I prefer making full use of my color space and controlling shooting, others prefer to have extra control at the cost of color depth. Neither is a wrong choice.

  • Thank you for the clarification! This makes more sense to me now that I see what the trade-offs are. Commented Jul 18, 2014 at 16:04
  • I'm confused about the "fewer values to represent the range of colors" bit. Is there a noticeable difference between applying in-camera saturation as opposed to post saturation? I didn't think changing in camera contrast and saturation (color profiles) changed the "color space" of the camera. It's still sRGB, Rec 709, NTSC, etc. no matter what your settings. Am I misunderstanding? Commented Jul 18, 2014 at 16:34
  • @ScottJamesWalter - it is the depth of the color space that changes. It still captures the same min and max color (actually, technically, it gets a wider min and max arguably), however there are fewer actual values in between. You have a fixed color depth (number of distinct colors). If you use a bunch of those as buffer, you lose color depth. Taken to and extreme, lets say you almost made the image black and white. You could expand the limited color you had so that they are strong colors again, but it's gonna look something like early color footage without a wide selection of colors.
    – AJ Henderson
    Commented Jul 18, 2014 at 16:58
  • In the finished product, for a "flat" color file, you are going to make a lot of greys black and possibly some light greys white. Those are all possible color values you aren't making use of.
    – AJ Henderson
    Commented Jul 18, 2014 at 16:59

There are two schools of thought on this topic but nothing I know has suggested that shooting with a flat profile is a bad thing. Here is what I understand:

1) When shooting with Canon DSLRs, it's generally advised that you shoot with a flat profile (Technicolor cinestyle, Prolost, etc.) and over expose (but don't clip!!) and you get a picture with much more detail, specifically in the shadows. Here is a video showing this: https://vimeo.com/73909925

It's rather long, but the entire series is good. In there he specifically shows the effects of shooting standard and exposing correctly v.s. shooting flat and over exposing. Lots of detail in the shadow is preserved when performing the latter.

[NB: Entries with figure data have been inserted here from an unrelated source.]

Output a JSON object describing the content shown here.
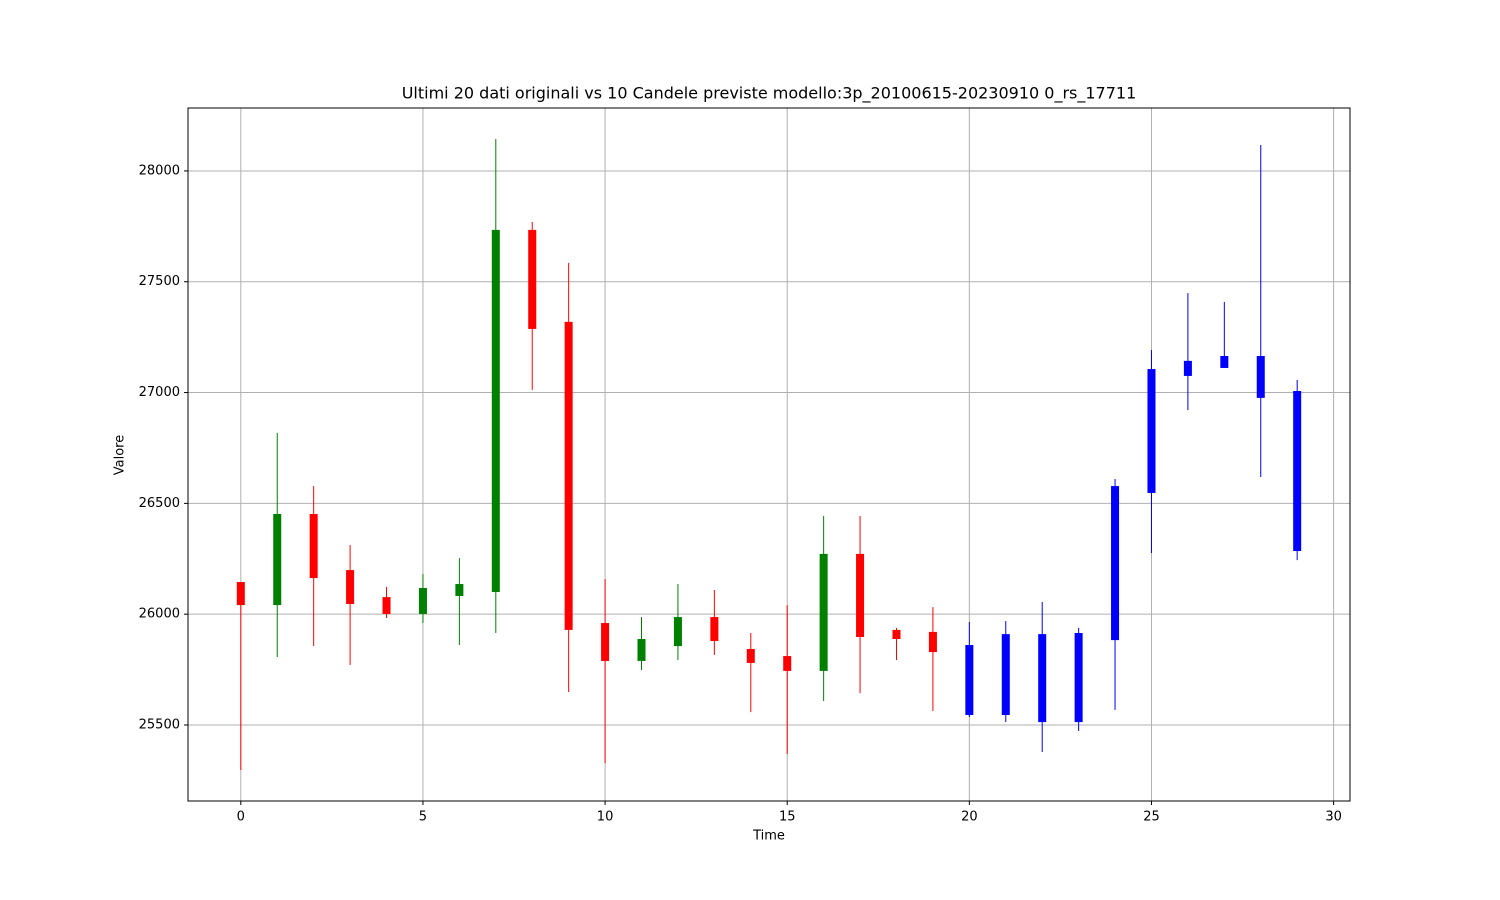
{
  "chart_data": {
    "type": "candlestick",
    "title": "Ultimi 20 dati originali vs 10 Candele previste modello:3p_20100615-20230910 0_rs_17711",
    "x_label": "Time",
    "y_label": "Valore",
    "xlim": [
      -1.45,
      30.45
    ],
    "xticks": [
      0,
      5,
      10,
      15,
      20,
      25,
      30
    ],
    "ylim": [
      25157,
      28284
    ],
    "yticks": [
      25500,
      26000,
      26500,
      27000,
      27500,
      28000
    ],
    "grid": true,
    "series": [
      {
        "up_color": "green",
        "down_color": "red",
        "x": [
          0,
          1,
          2,
          3,
          4,
          5,
          6,
          7,
          8,
          9,
          10,
          11,
          12,
          13,
          14,
          15,
          16,
          17,
          18,
          19
        ],
        "open": [
          26145,
          26041,
          26452,
          26199,
          26077,
          26001,
          26082,
          26100,
          27734,
          27319,
          25960,
          25789,
          25856,
          25987,
          25843,
          25811,
          25744,
          26272,
          25929,
          25920
        ],
        "high": [
          26145,
          26818,
          26578,
          26312,
          26123,
          26181,
          26253,
          28144,
          27770,
          27585,
          26159,
          25987,
          26136,
          26109,
          25915,
          26041,
          26443,
          26443,
          25938,
          26032
        ],
        "low": [
          25297,
          25807,
          25856,
          25771,
          25983,
          25960,
          25861,
          25915,
          27012,
          25649,
          25328,
          25748,
          25793,
          25816,
          25558,
          25369,
          25608,
          25644,
          25793,
          25563
        ],
        "close": [
          26041,
          26452,
          26163,
          26046,
          26001,
          26118,
          26136,
          27734,
          27287,
          25929,
          25789,
          25888,
          25987,
          25879,
          25780,
          25744,
          26272,
          25897,
          25888,
          25829
        ]
      },
      {
        "color": "blue",
        "x": [
          20,
          21,
          22,
          23,
          24,
          25,
          26,
          27,
          28,
          29
        ],
        "open": [
          25861,
          25910,
          25910,
          25915,
          26578,
          27106,
          27143,
          27165,
          27165,
          27007
        ],
        "high": [
          25965,
          25969,
          26055,
          25938,
          26610,
          27192,
          27449,
          27409,
          28117,
          27057
        ],
        "low": [
          25536,
          25513,
          25378,
          25473,
          25568,
          26276,
          26921,
          27111,
          26619,
          26244
        ],
        "close": [
          25545,
          25545,
          25513,
          25513,
          25883,
          26547,
          27075,
          27111,
          26976,
          26285
        ]
      }
    ]
  }
}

2) A lot of more professional film makers (Shane Hurlbut, and Stillmotion) suggest that you should use a color profile that best matches your final color result. Less work is needed in post, and you have a better feel for your film. I think I see this school of thought from professionals more often because the gear they own has high dynamic range and retains so much information anyways, so detail isn't something to worry about.

Personally, I'm not a professional and I record with a Canon 550D but I use the Standard Profile when exposing my shot (aka, over exposing) and switch to technicolor cinestyle when I hit record to give me more color grading flexibility in post.

  • +1 on the observation about dynamic range. I suppose that really is kind of key that if you have good dynamic range in to shadow, then it is worth preserving color depth, but if you don't, you are really just adjusting the format to use the best part of the dynamic range available and discarding part deemed unusable.